Friday 31 January 2020

Alice Teale Is Missing – by Howard Linskey

Write what you know.’ Authors are always being advised to do that, as if anything else would be too difficult or come across as unauthentic. That’s a bit tricky when you are a crime writer. Unless you used to be a gangster or drug dealer and used your prison time to take a creative writing course, you are unlikely to be writing what you know. I’ve never been to prison and I’ve certainly never killed anyone. Honest, trust me on this, not even once, for research purposes. 
I suppose it might have helped if I’d been a detective or a forensic scientist but I am the kind of person who would become obsessed with detail and accuracy, rather than character and plot and the books would probably be less interesting as a result. So, instead, I do some research, to get the important details right but mostly I just use my imagination. 
Every one of my books has its origins in a single thought, an idea that kicks them off, a ‘what if?’ moment, if you like. That moment in ‘Alice Teale Is Missing’ comes at the beginning, when a seventeen-year-old girl walks out of her school building one evening, following after-school activities. I visualised her being seen by someone, a teacher, who would look out of the staff room at just the right moment and watch, as Alice walked away from the building and went down a path between two rows of old miner’s cottages. What if, at that point, she simply, inexplicably, vanished.
That was my starting point. Next, I introduced two new characters, Detectives Beth Winter and Lucas Black, who are given the task of investigating Alice’s disappearance. Beth is new and happy to take on the case, because she wants to make a difference. Surely, finding Alice is a worthwhile endeavour but then she learns that her new partner, DS Black, once killed someone. It’s an ominous start to her first major case.
They soon learn that Alice has secrets but then so do most of her friends and family. Almost all of them have something they want to hide. It’s up to Beth and Lucas to work out how any of this is linked to the disappearance of Alice. They begin to realise that her secret was the biggest of them all. 
So far, so fictitious but there is one area of ‘Alice Teale Is Missing’ that does border more on write-what-you-know territory than normal for me and that is Alice’s fictional hometown of Collemby. As I was writing the book, it started to look suspiciously like my own hometown. I don’t know why but, from the moment my two detectives, Winter and Black, took a left turn and drove up a hill into Collemby for the first time, I started to visualise it as the place I grew up in; Ferryhill in County Durham in the north east of England. The town hall, the market square, the pubs and shops that border it, are all very similar to the ones I knew. The lay out of my old school helped too. When the teacher watches Alice walk away, she has the exact same view you would get from its staff room and, helpfully, the miner’s cottages are there too. 
So why not just set the book in the real Ferryhill, instead of the fictional town of Collemby? I didn’t want to burden myself by having to be entirely accurate and receive complaints that I misspelled a street name or got a detail wrong. Also, I’m not entirely sure that the good people of Ferryhill would be too impressed with me if I made their town the factual location of fictional crimes. 
Keeping my town fictional means that Ferryhill and Collemby can be similar but different, when it suits me or my plot. Collemby is a darker, more oppressive place with narrower streets, taller, more Victorian-era buildings and subsequently darker shadows are cast upon its occupants, lending it an atmosphere more conducive to crime fiction. 
I also created a derelict railway station for plot purposes. Ferryhill used to have one but it is long gone now, even though the part of the town that used to house it is still known as Ferryhill Station, more than fifty years after its closure. I liked the idea of someone from the town, a moderately wealthy eccentric perhaps, taking over its platforms and buildings, hoping to preserve and restore them but ultimately lacking the funds to do so. When they give up, the location is left in a spooky form of limbo, its nooks and crannies used only by ‘courting’ couples or cheating ones.  Alice is seen down there but with whom? That question and others, surrounding the mysterious disappearance of the seventeen-year-old, are eventually answered in ‘Alice Teale Is Missing. I hope you enjoy it. 

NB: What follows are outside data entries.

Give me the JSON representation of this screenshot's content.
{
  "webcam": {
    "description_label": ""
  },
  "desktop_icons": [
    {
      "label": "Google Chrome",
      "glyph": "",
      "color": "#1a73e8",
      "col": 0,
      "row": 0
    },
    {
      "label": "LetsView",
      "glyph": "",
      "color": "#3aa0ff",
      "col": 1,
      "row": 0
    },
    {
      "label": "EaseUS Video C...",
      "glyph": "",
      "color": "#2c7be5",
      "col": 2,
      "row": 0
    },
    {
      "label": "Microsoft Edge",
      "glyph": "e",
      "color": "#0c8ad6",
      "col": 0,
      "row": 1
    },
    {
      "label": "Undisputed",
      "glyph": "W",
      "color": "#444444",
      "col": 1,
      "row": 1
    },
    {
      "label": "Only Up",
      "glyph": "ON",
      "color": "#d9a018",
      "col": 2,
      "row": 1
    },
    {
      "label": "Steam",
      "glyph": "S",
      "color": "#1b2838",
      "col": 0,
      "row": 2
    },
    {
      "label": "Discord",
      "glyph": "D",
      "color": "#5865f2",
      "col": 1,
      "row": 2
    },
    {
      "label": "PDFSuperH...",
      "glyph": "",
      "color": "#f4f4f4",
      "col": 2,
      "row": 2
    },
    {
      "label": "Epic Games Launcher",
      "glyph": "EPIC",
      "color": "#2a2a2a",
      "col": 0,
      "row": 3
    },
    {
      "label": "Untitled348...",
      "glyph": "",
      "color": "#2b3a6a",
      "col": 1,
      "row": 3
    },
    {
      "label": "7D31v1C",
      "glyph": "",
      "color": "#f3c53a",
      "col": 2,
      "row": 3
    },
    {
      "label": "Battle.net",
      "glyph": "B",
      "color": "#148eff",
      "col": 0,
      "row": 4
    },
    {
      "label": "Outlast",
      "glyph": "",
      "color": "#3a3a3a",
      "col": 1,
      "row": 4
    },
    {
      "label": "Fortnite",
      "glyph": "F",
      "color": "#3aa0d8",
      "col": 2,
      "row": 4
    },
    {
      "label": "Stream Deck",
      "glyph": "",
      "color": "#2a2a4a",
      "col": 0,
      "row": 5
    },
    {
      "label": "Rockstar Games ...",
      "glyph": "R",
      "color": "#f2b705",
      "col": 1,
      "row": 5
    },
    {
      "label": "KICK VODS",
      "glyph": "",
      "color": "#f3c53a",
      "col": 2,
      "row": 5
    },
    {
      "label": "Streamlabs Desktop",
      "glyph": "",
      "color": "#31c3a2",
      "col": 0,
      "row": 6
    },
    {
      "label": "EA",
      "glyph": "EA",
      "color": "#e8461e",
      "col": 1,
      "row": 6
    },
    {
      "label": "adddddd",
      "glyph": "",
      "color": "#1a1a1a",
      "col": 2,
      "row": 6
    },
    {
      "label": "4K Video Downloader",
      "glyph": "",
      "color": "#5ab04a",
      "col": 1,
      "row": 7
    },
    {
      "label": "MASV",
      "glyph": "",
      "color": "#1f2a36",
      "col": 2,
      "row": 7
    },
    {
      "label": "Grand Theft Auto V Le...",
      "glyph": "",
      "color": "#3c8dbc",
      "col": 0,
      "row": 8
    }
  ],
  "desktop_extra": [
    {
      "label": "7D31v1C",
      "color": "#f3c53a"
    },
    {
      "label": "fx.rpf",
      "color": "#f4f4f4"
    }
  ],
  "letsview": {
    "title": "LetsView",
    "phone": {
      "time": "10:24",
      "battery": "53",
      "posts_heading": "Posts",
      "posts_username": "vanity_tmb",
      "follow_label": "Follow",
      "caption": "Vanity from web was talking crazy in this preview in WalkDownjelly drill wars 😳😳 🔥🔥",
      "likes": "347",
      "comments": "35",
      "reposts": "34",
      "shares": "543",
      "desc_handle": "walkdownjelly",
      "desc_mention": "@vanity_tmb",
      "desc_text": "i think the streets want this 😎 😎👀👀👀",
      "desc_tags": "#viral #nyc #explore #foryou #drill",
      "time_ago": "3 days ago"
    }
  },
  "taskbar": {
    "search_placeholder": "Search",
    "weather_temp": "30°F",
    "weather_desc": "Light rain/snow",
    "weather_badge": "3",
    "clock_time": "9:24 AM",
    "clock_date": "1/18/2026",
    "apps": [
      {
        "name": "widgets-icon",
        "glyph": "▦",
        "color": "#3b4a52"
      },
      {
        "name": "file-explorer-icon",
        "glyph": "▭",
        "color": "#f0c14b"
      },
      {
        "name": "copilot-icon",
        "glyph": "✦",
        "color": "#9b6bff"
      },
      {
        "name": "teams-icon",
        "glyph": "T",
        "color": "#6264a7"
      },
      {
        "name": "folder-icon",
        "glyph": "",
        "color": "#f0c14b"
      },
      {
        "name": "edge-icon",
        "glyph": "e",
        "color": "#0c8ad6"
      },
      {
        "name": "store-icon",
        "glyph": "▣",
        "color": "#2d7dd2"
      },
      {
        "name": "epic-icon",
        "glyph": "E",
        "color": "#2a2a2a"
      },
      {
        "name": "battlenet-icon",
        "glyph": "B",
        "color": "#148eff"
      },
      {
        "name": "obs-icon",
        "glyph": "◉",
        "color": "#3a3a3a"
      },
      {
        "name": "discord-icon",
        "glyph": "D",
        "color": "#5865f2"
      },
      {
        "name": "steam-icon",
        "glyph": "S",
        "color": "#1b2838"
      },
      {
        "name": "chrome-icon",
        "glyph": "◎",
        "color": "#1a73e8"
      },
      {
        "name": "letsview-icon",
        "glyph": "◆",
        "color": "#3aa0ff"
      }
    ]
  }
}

Alice Teale is Missing by Howard Linskey (Published by Penguin Books)
Alice Teale walked out of school at the end of a bright spring day.  She's not been seen since.  Alice was popular and well-liked, and her boyfriend, friends and family are desperate to find her.  But soon it's clear that everyone in her life has something to hide.  Then the police receive a disturbing package.  Pages from Alice's precious diary.  Who could have sent them? And what have they done with Alice?